I am trying to check if the difference between two coefficients extracted from two equation is greater than zero using the deltaMethod
in R
set.seed(111)
y1.predict <- rnorm(12,3,1)
y1.n1 <- c(1000, 2000, 3000, 4000,0,0,0,0,1000,4000,3000,3000)
y1.n2 <- c(0,0,0,0,1000, 2000, 3000, 4000,4000,1000,2000,2000)
y2.predict <- rnorm(16,5,1)
y2.n1 <- c(1000, 2000, 3000, 4000,0,0,0,0,1000,4000,3000,3000,1000,0,2500,4000)
y2.n2 <- c(0,0,0,0,1000, 2000, 3000, 4000,4000,1000,2000,2000,0,4000,2500,0)
df1 <- data.frame(y1.predict, y1.n1,y1.n2)

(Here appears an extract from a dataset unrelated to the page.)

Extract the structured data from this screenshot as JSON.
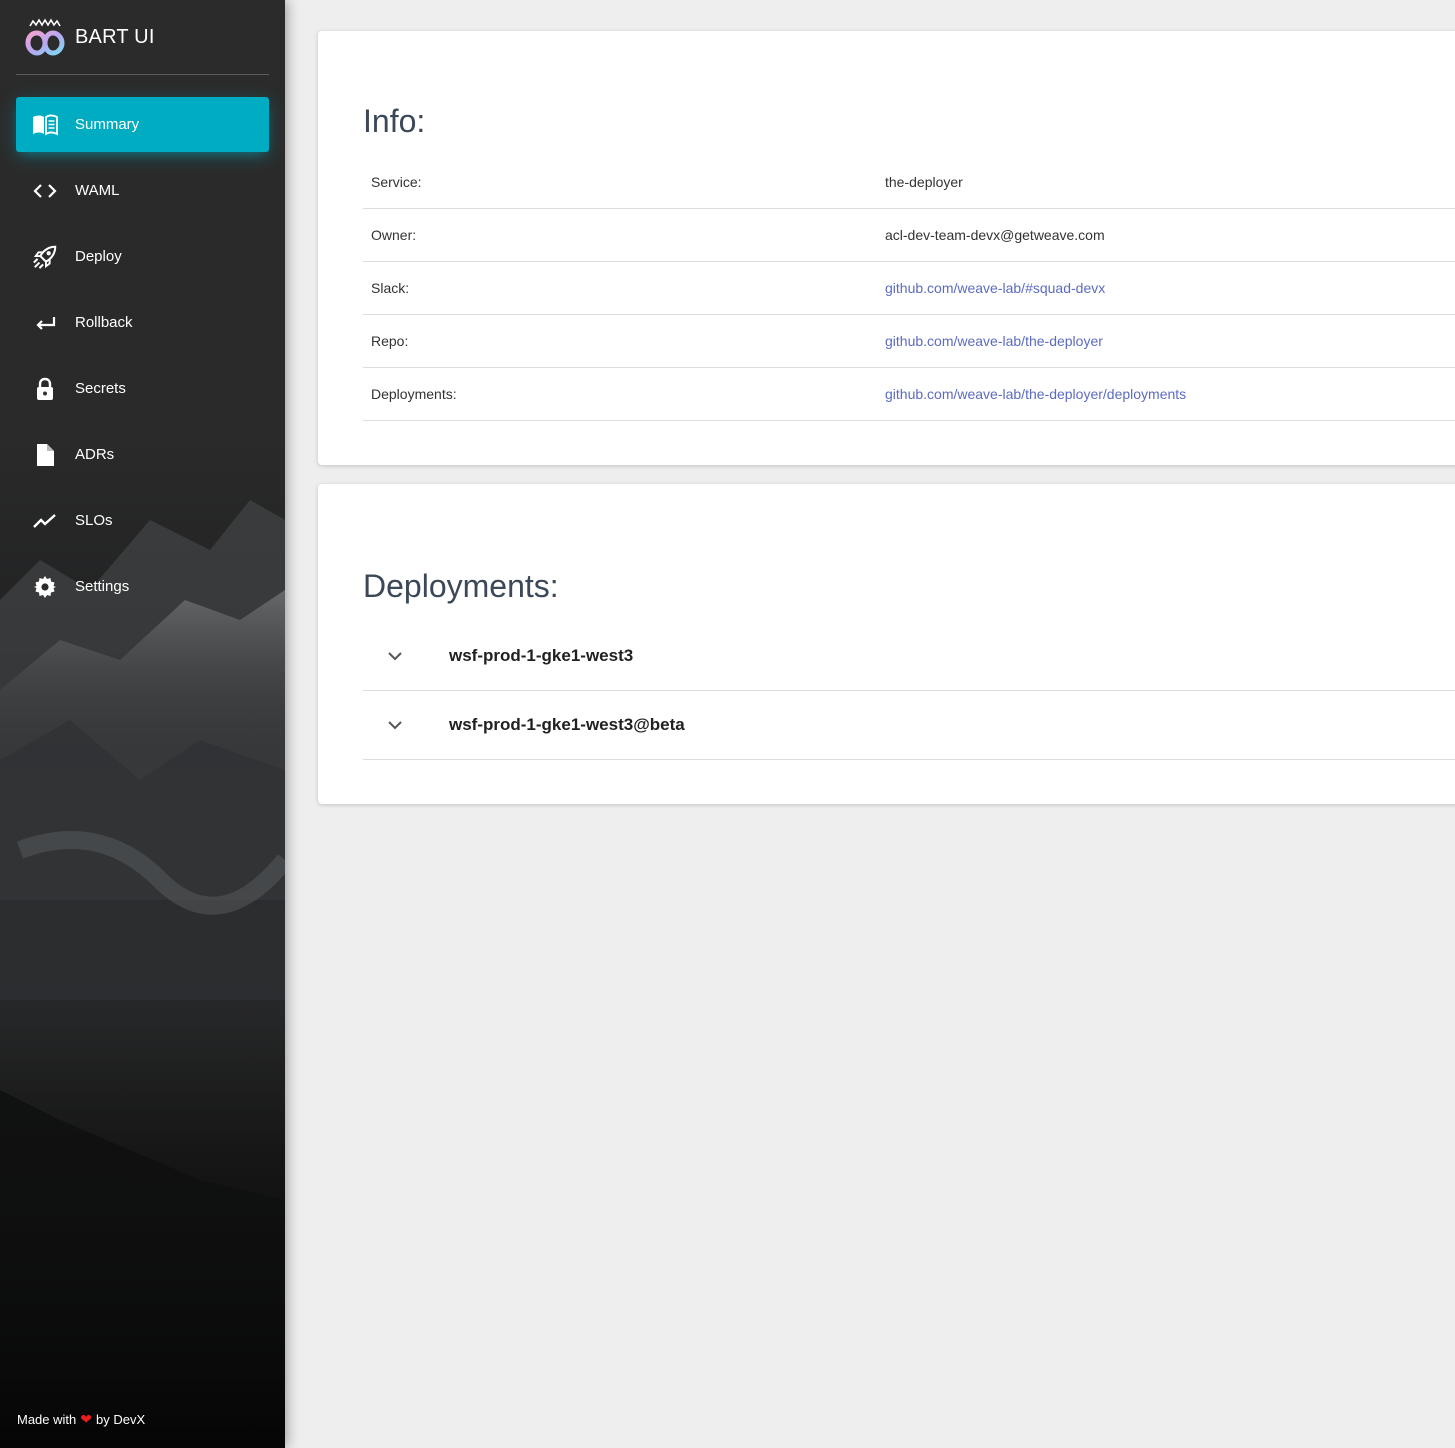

df2 <- data.frame(y2.predict, y2.n1,y2.n2)
y1 <- lm(y1.predict ~ n1 + n2)
y2 <- lm(y2.predict ~ n1 + n2)
#Typical use of delta method when comparing coefficients from same regression. Here I am trying to see if n1 - n2 > 0
g1.delta <- deltaMethod(y1,"(-n1) - (-n2)")

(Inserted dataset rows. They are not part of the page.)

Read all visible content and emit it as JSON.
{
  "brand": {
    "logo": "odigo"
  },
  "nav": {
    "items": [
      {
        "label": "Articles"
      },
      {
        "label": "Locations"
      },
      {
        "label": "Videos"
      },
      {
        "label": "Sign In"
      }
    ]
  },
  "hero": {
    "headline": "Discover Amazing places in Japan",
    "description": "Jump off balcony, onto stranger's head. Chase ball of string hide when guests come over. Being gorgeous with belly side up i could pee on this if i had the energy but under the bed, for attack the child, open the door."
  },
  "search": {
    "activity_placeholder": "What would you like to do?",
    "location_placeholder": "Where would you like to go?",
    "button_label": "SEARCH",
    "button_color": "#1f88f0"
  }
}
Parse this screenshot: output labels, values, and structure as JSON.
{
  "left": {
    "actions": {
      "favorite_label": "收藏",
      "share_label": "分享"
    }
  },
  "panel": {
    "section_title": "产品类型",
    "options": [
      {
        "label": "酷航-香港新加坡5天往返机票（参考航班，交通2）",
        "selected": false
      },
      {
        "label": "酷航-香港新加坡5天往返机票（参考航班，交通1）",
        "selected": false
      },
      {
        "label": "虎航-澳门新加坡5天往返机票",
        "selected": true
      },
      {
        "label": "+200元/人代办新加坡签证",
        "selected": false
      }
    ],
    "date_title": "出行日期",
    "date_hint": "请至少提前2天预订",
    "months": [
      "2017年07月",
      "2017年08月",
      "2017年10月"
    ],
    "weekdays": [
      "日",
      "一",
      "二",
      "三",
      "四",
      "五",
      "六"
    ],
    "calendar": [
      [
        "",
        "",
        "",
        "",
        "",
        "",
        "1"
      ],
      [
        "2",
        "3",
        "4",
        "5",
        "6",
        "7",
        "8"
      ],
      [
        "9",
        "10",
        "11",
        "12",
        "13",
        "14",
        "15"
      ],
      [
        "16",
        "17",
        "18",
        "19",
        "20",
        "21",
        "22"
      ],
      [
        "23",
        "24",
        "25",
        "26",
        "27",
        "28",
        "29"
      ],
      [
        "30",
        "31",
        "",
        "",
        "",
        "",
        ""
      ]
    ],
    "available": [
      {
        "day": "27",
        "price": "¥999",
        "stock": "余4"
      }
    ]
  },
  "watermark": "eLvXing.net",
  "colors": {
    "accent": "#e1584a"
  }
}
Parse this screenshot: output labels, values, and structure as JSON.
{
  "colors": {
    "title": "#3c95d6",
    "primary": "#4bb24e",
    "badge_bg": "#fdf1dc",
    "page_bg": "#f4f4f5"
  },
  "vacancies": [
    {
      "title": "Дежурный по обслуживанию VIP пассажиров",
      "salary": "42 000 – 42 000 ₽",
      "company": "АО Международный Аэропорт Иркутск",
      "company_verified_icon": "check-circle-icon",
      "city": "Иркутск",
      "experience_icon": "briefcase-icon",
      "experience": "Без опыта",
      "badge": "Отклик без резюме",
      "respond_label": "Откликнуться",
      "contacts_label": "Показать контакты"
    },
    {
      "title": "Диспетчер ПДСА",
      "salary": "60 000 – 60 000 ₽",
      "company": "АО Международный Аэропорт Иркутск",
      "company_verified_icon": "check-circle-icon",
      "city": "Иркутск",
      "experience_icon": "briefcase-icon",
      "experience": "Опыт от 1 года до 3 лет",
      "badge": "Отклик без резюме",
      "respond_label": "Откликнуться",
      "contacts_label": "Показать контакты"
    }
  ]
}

What I need is to compare the coefficient of n1
of y1
and n2
of y2
using the delta method. How can I do this?
deltaMethod(...)
extracts the variance covariance matrix from the fitted model object (the lm
object in your example). If you are comparing two regressions, based on different data, you don't know the vcov.
If you assume n1
(from fit.1
) and n2
(from fit.2
) are independent, then you could use deltaMethod(...)
this way:
df1 <- data.frame(y1.predict, n1=y1.n1, n2=y1.n2)

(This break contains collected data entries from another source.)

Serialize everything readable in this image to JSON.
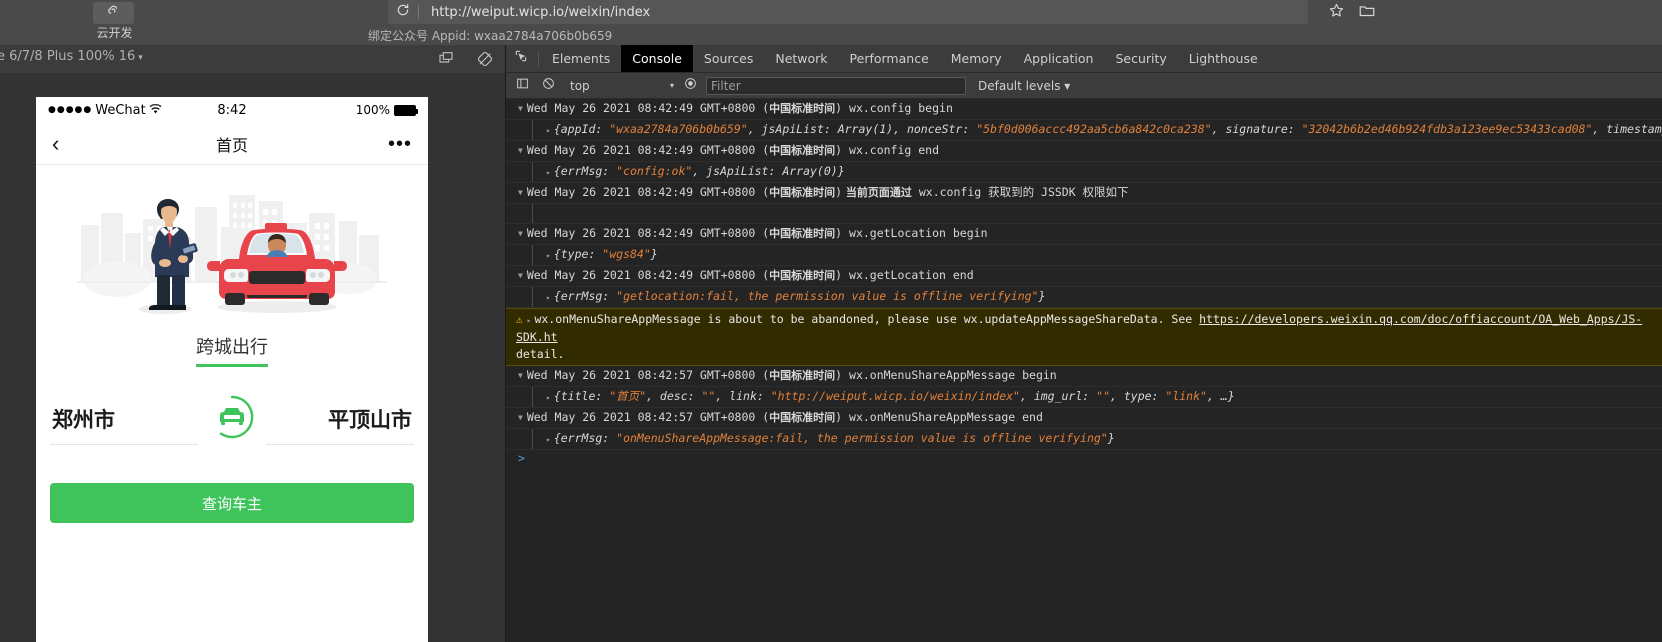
{
  "browser": {
    "cloud_dev_label": "云开发",
    "cloud_dev_icon": "cloud-dev-icon",
    "reload_icon": "reload-icon",
    "url": "http://weiput.wicp.io/weixin/index",
    "appid_line": "绑定公众号 Appid: wxaa2784a706b0b659",
    "star_icon": "star-icon",
    "folder_icon": "folder-icon"
  },
  "device_toolbar": {
    "device_label": "e 6/7/8 Plus 100% 16",
    "caret": "▾",
    "cast_icon": "screencast-icon",
    "rotate_icon": "rotate-icon"
  },
  "phone": {
    "status": {
      "dots": "●●●●●",
      "carrier": "WeChat",
      "wifi_icon": "wifi-icon",
      "time": "8:42",
      "battery_pct": "100%",
      "battery_icon": "battery-full-icon"
    },
    "nav": {
      "back_icon": "back-chevron-icon",
      "title": "首页",
      "more_icon": "more-dots-icon"
    },
    "hero_illustration": "man-with-phone-and-taxi-illustration",
    "section_title": "跨城出行",
    "origin_city": "郑州市",
    "destination_city": "平顶山市",
    "swap_icon": "car-circle-swap-icon",
    "query_button": "查询车主"
  },
  "devtools": {
    "inspect_icon": "inspect-element-icon",
    "device_toggle_icon": "device-toolbar-icon",
    "tabs": [
      {
        "label": "Elements",
        "active": false
      },
      {
        "label": "Console",
        "active": true
      },
      {
        "label": "Sources",
        "active": false
      },
      {
        "label": "Network",
        "active": false
      },
      {
        "label": "Performance",
        "active": false
      },
      {
        "label": "Memory",
        "active": false
      },
      {
        "label": "Application",
        "active": false
      },
      {
        "label": "Security",
        "active": false
      },
      {
        "label": "Lighthouse",
        "active": false
      }
    ],
    "subbar": {
      "sidebar_icon": "console-sidebar-icon",
      "clear_icon": "clear-console-icon",
      "context": "top",
      "context_caret": "▾",
      "eye_icon": "live-expression-icon",
      "filter_placeholder": "Filter",
      "filter_value": "",
      "levels": "Default levels",
      "levels_caret": "▾"
    },
    "console": {
      "entries": [
        {
          "type": "group",
          "tri": "▼",
          "ts_en": "Wed May 26 2021 08:42:49 GMT+0800 (",
          "ts_zh": "中国标准时间",
          "ts_end": ")",
          "msg": " wx.config begin"
        },
        {
          "type": "object",
          "tri": "▸",
          "parts": [
            {
              "t": "plain",
              "v": "{appId: "
            },
            {
              "t": "str",
              "v": "\"wxaa2784a706b0b659\""
            },
            {
              "t": "plain",
              "v": ", jsApiList: Array(1), nonceStr: "
            },
            {
              "t": "str",
              "v": "\"5bf0d006accc492aa5cb6a842c0ca238\""
            },
            {
              "t": "plain",
              "v": ", signature: "
            },
            {
              "t": "str",
              "v": "\"32042b6b2ed46b924fdb3a123ee9ec53433cad08\""
            },
            {
              "t": "plain",
              "v": ", timestamp:"
            }
          ]
        },
        {
          "type": "group",
          "tri": "▼",
          "ts_en": "Wed May 26 2021 08:42:49 GMT+0800 (",
          "ts_zh": "中国标准时间",
          "ts_end": ")",
          "msg": " wx.config end"
        },
        {
          "type": "object",
          "tri": "▸",
          "parts": [
            {
              "t": "plain",
              "v": "{errMsg: "
            },
            {
              "t": "str",
              "v": "\"config:ok\""
            },
            {
              "t": "plain",
              "v": ", jsApiList: Array(0)}"
            }
          ]
        },
        {
          "type": "group",
          "tri": "▼",
          "ts_en": "Wed May 26 2021 08:42:49 GMT+0800 (",
          "ts_zh": "中国标准时间",
          "ts_end": ")",
          "msg_zh": " 当前页面通过",
          "msg": " wx.config 获取到的 JSSDK 权限如下"
        },
        {
          "type": "object",
          "tri": "",
          "parts": []
        },
        {
          "type": "group",
          "tri": "▼",
          "ts_en": "Wed May 26 2021 08:42:49 GMT+0800 (",
          "ts_zh": "中国标准时间",
          "ts_end": ")",
          "msg": " wx.getLocation begin"
        },
        {
          "type": "object",
          "tri": "▸",
          "parts": [
            {
              "t": "plain",
              "v": "{type: "
            },
            {
              "t": "str",
              "v": "\"wgs84\""
            },
            {
              "t": "plain",
              "v": "}"
            }
          ]
        },
        {
          "type": "group",
          "tri": "▼",
          "ts_en": "Wed May 26 2021 08:42:49 GMT+0800 (",
          "ts_zh": "中国标准时间",
          "ts_end": ")",
          "msg": " wx.getLocation end"
        },
        {
          "type": "object",
          "tri": "▸",
          "parts": [
            {
              "t": "plain",
              "v": "{errMsg: "
            },
            {
              "t": "str",
              "v": "\"getlocation:fail, the permission value is offline verifying\""
            },
            {
              "t": "plain",
              "v": "}"
            }
          ]
        },
        {
          "type": "warning",
          "icon": "warning-triangle-icon",
          "tri": "▸",
          "text_before": "wx.onMenuShareAppMessage is about to be abandoned, please use wx.updateAppMessageShareData. See ",
          "link": "https://developers.weixin.qq.com/doc/offiaccount/OA_Web_Apps/JS-SDK.ht",
          "text_after": "detail."
        },
        {
          "type": "group",
          "tri": "▼",
          "ts_en": "Wed May 26 2021 08:42:57 GMT+0800 (",
          "ts_zh": "中国标准时间",
          "ts_end": ")",
          "msg": " wx.onMenuShareAppMessage begin"
        },
        {
          "type": "object",
          "tri": "▸",
          "parts": [
            {
              "t": "plain",
              "v": "{title: "
            },
            {
              "t": "str",
              "v": "\"首页\""
            },
            {
              "t": "plain",
              "v": ", desc: "
            },
            {
              "t": "str",
              "v": "\"\""
            },
            {
              "t": "plain",
              "v": ", link: "
            },
            {
              "t": "str",
              "v": "\"http://weiput.wicp.io/weixin/index\""
            },
            {
              "t": "plain",
              "v": ", img_url: "
            },
            {
              "t": "str",
              "v": "\"\""
            },
            {
              "t": "plain",
              "v": ", type: "
            },
            {
              "t": "str",
              "v": "\"link\""
            },
            {
              "t": "plain",
              "v": ", …}"
            }
          ]
        },
        {
          "type": "group",
          "tri": "▼",
          "ts_en": "Wed May 26 2021 08:42:57 GMT+0800 (",
          "ts_zh": "中国标准时间",
          "ts_end": ")",
          "msg": " wx.onMenuShareAppMessage end"
        },
        {
          "type": "object",
          "tri": "▸",
          "parts": [
            {
              "t": "plain",
              "v": "{errMsg: "
            },
            {
              "t": "str",
              "v": "\"onMenuShareAppMessage:fail, the permission value is offline verifying\""
            },
            {
              "t": "plain",
              "v": "}"
            }
          ]
        }
      ],
      "prompt": ">"
    }
  },
  "colors": {
    "wechat_green": "#3fc35b",
    "devtools_bg": "#242424",
    "chrome_bg": "#4a4a4a",
    "string_orange": "#e2813a",
    "warning_bg": "#332b00"
  }
}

df2 <- data.frame(y2.predict, n1=y2.n1, n2=y2.n2)
fit.1 <- lm(y1.predict ~ n1 + n2, df1)
fit.2 <- lm(y2.predict ~ n1 + n2, df2)
#
means <- c(coef(fit.1)['n1'], coef(fit.2)['n2'])
##
# assumes independence (covariance = 0)
#
vcov <- diag(c(summary(fit.1)$coefficients['n1', 2],
summary(fit.2)$coefficients['n2', 2])^2)
deltaMethod(means, 'n1-n2', vcov)
## Estimate SE 2.5 % 97.5 %
## n1 - n2 6.3295e-05 2.7686e-04 -4.7934e-04 6e-04
Since the 95%CL includes 0 you cannot conclude the n`s are different.
BTW your code does not run as presented. This will likely discourage ppl from responding to your questions.